Mi idea es cambiar los capacitores, pero tendría que hacerlo a todos y son unos cuantos.
Cualquier cosa que se les ocurra que pueda revisar. Ya probé t*A*mb*IEN* cambiar la entradas del ampli y de mover todas las perillas botones, potes y conectores internos para descartar algo mecánico. Tengo conocimiento de electrónica y he reparados equipos de audio, pero la falla me resulta rara.
Saludos y Gracias.


----------



## EdgardoCas (Nov 27, 2014)

Empezá cambiando los capacitores de fuente, esos 2 grandes, de los que al de la derecha lo noto un poco "inflamadito".


----------



## DOSMETROS (Nov 27, 2014)

Fijate si conseguis el manual por aqui :

Sitios de esquematicos y manuales de servicio para descargar gratis 



Los capacitores son como las mujeres , así de afuerita no parecen embromados , cuec 

Deberías medirlos con capacímetro + capacheck o reemplazarlos directamente .

Saludos !


----------



## miguelus (Nov 28, 2014)

Buenos días girafandr.

Afortunadamente, y según comentas, uno de los canales funciona perfectamente, podrás utilizarlo para hacer comparativas

Por los que comentas el fallo afecta a la cálidad del sonido por lo que podemos deducir que seguramente es algún Condensador, que no está muy bien de salud, y por el tiempo que tiene el Amplificador (30 años) seguramente el causante del fallo es algun Condensador Electrolítico.

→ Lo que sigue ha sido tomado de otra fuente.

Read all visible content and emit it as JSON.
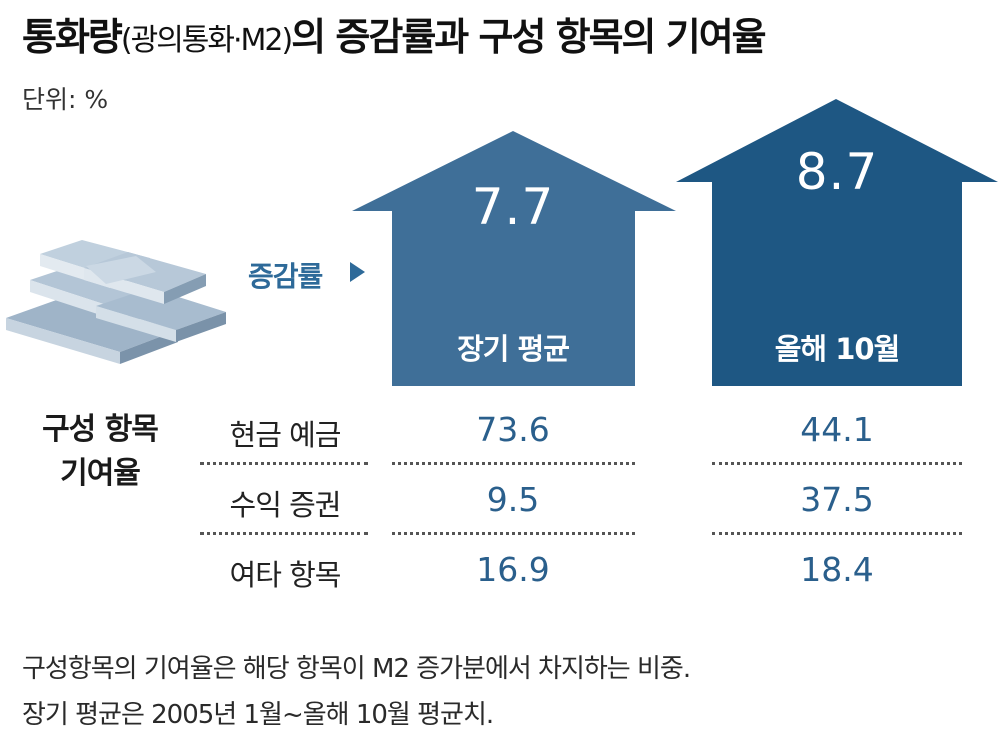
{
  "title_main": "통화량",
  "title_paren": "(광의통화·M2)",
  "title_rest": "의 증감률과 구성 항목의 기여율",
  "unit": "단위: %",
  "rate_label": "증감률",
  "section_title_line1": "구성 항목",
  "section_title_line2": "기여율",
  "chart_data": {
    "type": "table",
    "columns": [
      "장기 평균",
      "올해 10월"
    ],
    "growth_rate": [
      7.7,
      8.7
    ],
    "rows": [
      {
        "label": "현금 예금",
        "values": [
          "73.6",
          "44.1"
        ]
      },
      {
        "label": "수익 증권",
        "values": [
          "9.5",
          "37.5"
        ]
      },
      {
        "label": "여타 항목",
        "values": [
          "16.9",
          "18.4"
        ]
      }
    ]
  },
  "houses": [
    {
      "value": "7.7",
      "label": "장기 평균",
      "color": "#3f6f98"
    },
    {
      "value": "8.7",
      "label": "올해 10월",
      "color": "#1e5783"
    }
  ],
  "rows": [
    {
      "label": "현금 예금",
      "v1": "73.6",
      "v2": "44.1"
    },
    {
      "label": "수익 증권",
      "v1": "9.5",
      "v2": "37.5"
    },
    {
      "label": "여타 항목",
      "v1": "16.9",
      "v2": "18.4"
    }
  ],
  "notes": [
    "구성항목의 기여율은 해당 항목이 M2 증가분에서 차지하는 비중.",
    "장기 평균은 2005년 1월~올해 10월 평균치."
  ]
}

Podemos descartar los Electrolíticos de la Fuente de Alimentación ya que son comunes a los dos canales y el fallo afecta solamente a un canal.

Revisa visualmente todos los Condensadores Electrolíticos del canal dañado, no dudes en cambiar todos los sospechosos.

Mide todas las tensiones (comparándolas con el canal bueno)

Si te quieres divertir y si tienes tiempo, dedícate a cambiar todos los Electrolíticos, no son muchos, y el Amplificador te lo agradecerá   hay que tener en cuenta que el equipo tiene 30 años o más y esa renovación no le vendrá nada mal.

Los Amplificadores Technics eran bastantes buenos para esa época, hoy día tienen un buen uso como "Pisa Papeles".

Sal U2


----------



## girafandro (Dic 12, 2014)

Como para cerrar el tema, limpie bien las placas con un pincelito y desarme y arme todos los conectores,  arme el ampli y salio andando.
*S*eguramente seria un falso contacto, ahora tengo q*UE* revisar algo parecido q*UE* pasa con dos botones (el q*UE* desactiva el control de tono y el filtro subsonico), alguno de los dos al tocarlos hacen q*UE* el volumen se suba y distorsione mucho, sospecho q*UE* es el del q*UE* desactiva el control de tono por q*UE* este esta como parte de la realimentacion del circuito.
*Y*a tengo limpia contactos asi que dentro de poco se vendrá limpieza. 
Mas alla de las fallas de los años es un lindo ampli, se le puede dar rosca sin problema, dispone de protección a la salida de los parlantes, por lo que vi en los esquematicos bastante sencillo de reparar y en invierno lo uso como estufa..(lo que calienta el bicho sin ser exigido), con tapa superior quitada, el disipador anda en 62-65 °C y los TR en 70 °C con una temp ambiente de 25-30 °C.
*L*a versión que tengo es la del mercado de Japon (no tiene Vumetro y es 110V).
Saludos.


----------